0000031|D|lwesp   |[LWESP MEM] Free size: 16, address: 0x2002b73c

0000031|D|lwesp   |[LWESP MEM] Callocation OK: 16 bytes, addr: 0x2002aec4

Note that due to threading, the sequencing between the 3 channels (RX, TX, and unprefixed one) might be a bit off

MaJerle commented 2 years ago

I see a problem because esp replies no data on second cipdatalen call, hence no read and netconn receive stall.

vitorb-rzero commented 2 years ago

Yeah, that's the point I'm unsure about the problem being ESP AT, or the LWESP library. So in your opinion this is a ESP AT bug?

As a workaround, is there a way to use the passive communication mode in lwesp, so that the ESP sends data as they come, instead of the host needing to ask for it?

MaJerle commented 2 years ago

I removed option to get data directly. It was available in the past.

If rx data is all you have from device, then the issue is espreeif device, not my lib.

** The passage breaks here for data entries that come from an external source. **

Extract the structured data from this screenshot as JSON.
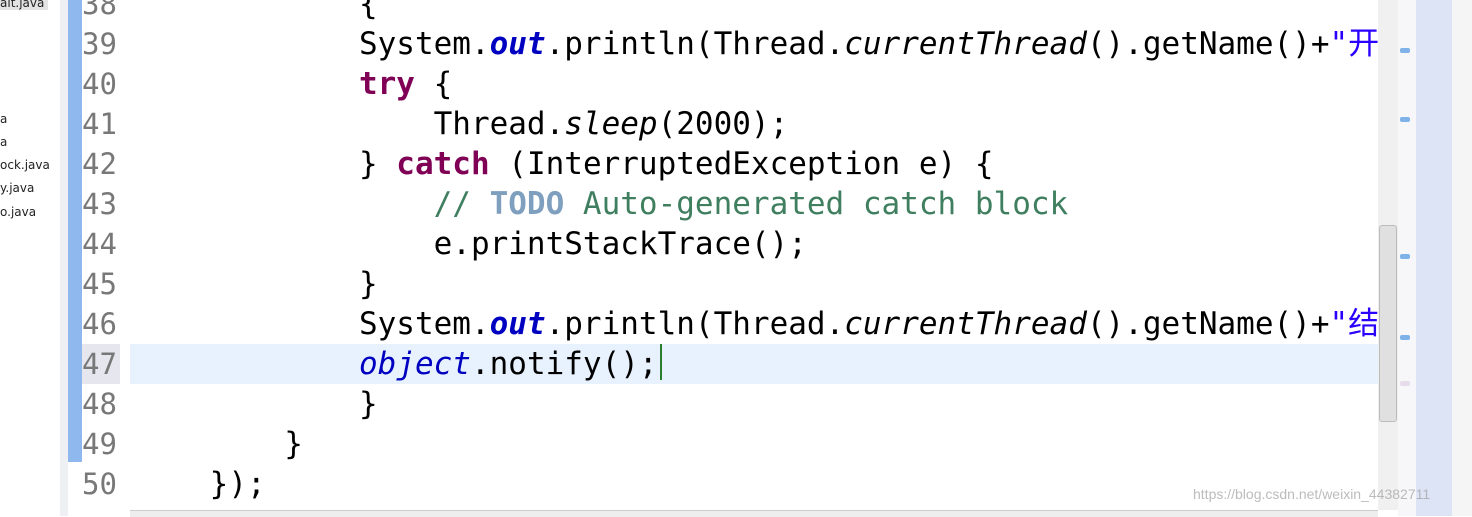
{
  "explorer": {
    "files": [
      "ait.java",
      "a",
      "a",
      "ock.java",
      "y.java",
      "o.java"
    ]
  },
  "lines": [
    {
      "n": "38",
      "tokens": [
        [
          "",
          "            {"
        ]
      ]
    },
    {
      "n": "39",
      "tokens": [
        [
          "",
          "            System."
        ],
        [
          "fld",
          "out"
        ],
        [
          "",
          ".println(Thread."
        ],
        [
          "it",
          "currentThread"
        ],
        [
          "",
          "().getName()+"
        ],
        [
          "str",
          "\"开"
        ]
      ]
    },
    {
      "n": "40",
      "tokens": [
        [
          "",
          "            "
        ],
        [
          "kw",
          "try"
        ],
        [
          "",
          " {"
        ]
      ]
    },
    {
      "n": "41",
      "tokens": [
        [
          "",
          "                Thread."
        ],
        [
          "it",
          "sleep"
        ],
        [
          "",
          "(2000);"
        ]
      ]
    },
    {
      "n": "42",
      "tokens": [
        [
          "",
          "            } "
        ],
        [
          "kw",
          "catch"
        ],
        [
          "",
          " (InterruptedException e) {"
        ]
      ]
    },
    {
      "n": "43",
      "tokens": [
        [
          "cm",
          "                // "
        ],
        [
          "todo",
          "TODO"
        ],
        [
          "cm",
          " Auto-generated catch block"
        ]
      ]
    },
    {
      "n": "44",
      "tokens": [
        [
          "",
          "                e.printStackTrace();"
        ]
      ]
    },
    {
      "n": "45",
      "tokens": [
        [
          "",
          "            }"
        ]
      ]
    },
    {
      "n": "46",
      "tokens": [
        [
          "",
          "            System."
        ],
        [
          "fld",
          "out"
        ],
        [
          "",
          ".println(Thread."
        ],
        [
          "it",
          "currentThread"
        ],
        [
          "",
          "().getName()+"
        ],
        [
          "str",
          "\"结"
        ]
      ]
    },
    {
      "n": "47",
      "tokens": [
        [
          "",
          "            "
        ],
        [
          "fit",
          "object"
        ],
        [
          "",
          ".notify();"
        ]
      ],
      "current": true
    },
    {
      "n": "48",
      "tokens": [
        [
          "",
          "            }"
        ]
      ]
    },
    {
      "n": "49",
      "tokens": [
        [
          "",
          "        }"
        ]
      ]
    },
    {
      "n": "50",
      "tokens": [
        [
          "",
          "    });"
        ]
      ]
    }
  ],
  "watermark": "https://blog.csdn.net/weixin_44382711"
}
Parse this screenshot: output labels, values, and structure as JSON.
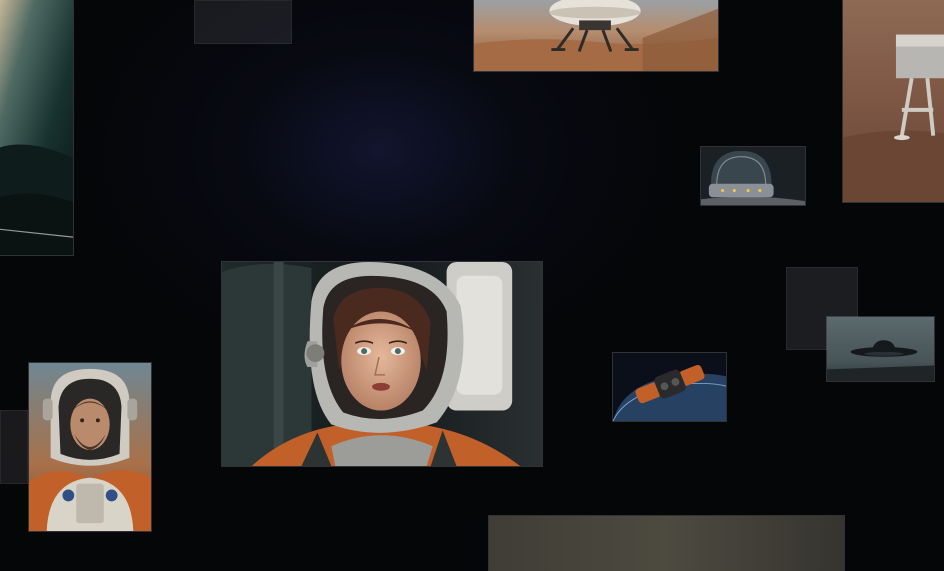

vitorb-rzero commented 2 years ago

I've been running more tests and diving deeper into this issue, and it seems possible that I'm hitting a problem related to https://github.com/espressif/esp-at/issues/280, so due to concurrency, AT+CIPRECVLEN return 0 because data is still being processed by the ESP stack somehow. In that case, polling AT+CIPRECVLEN should solve the problem.

Do you have a sense of a good place to hack this into lwesp for testing?

MaJerle commented 2 years ago

Try to remove this if statement for tcp_available_length and only keep check for being active.

https://github.com/MaJerle/lwesp/blob/d27d9c0cb377a5dc092e1ee79bc9f73179585f9a/lwesp/src/lwesp/lwesp_conn.c#L118

But then it will periodically check every (I think 1 seconds) polling mode. Edit: Period will be CONN_POLL timing, as set in configuration

vitorb-rzero commented 2 years ago

That made the device poll for data, but unfortunately ESP still reports no data in that case. I'm digging deeper

MaJerle commented 2 years ago

So it is not lib issue - I will close the ticket.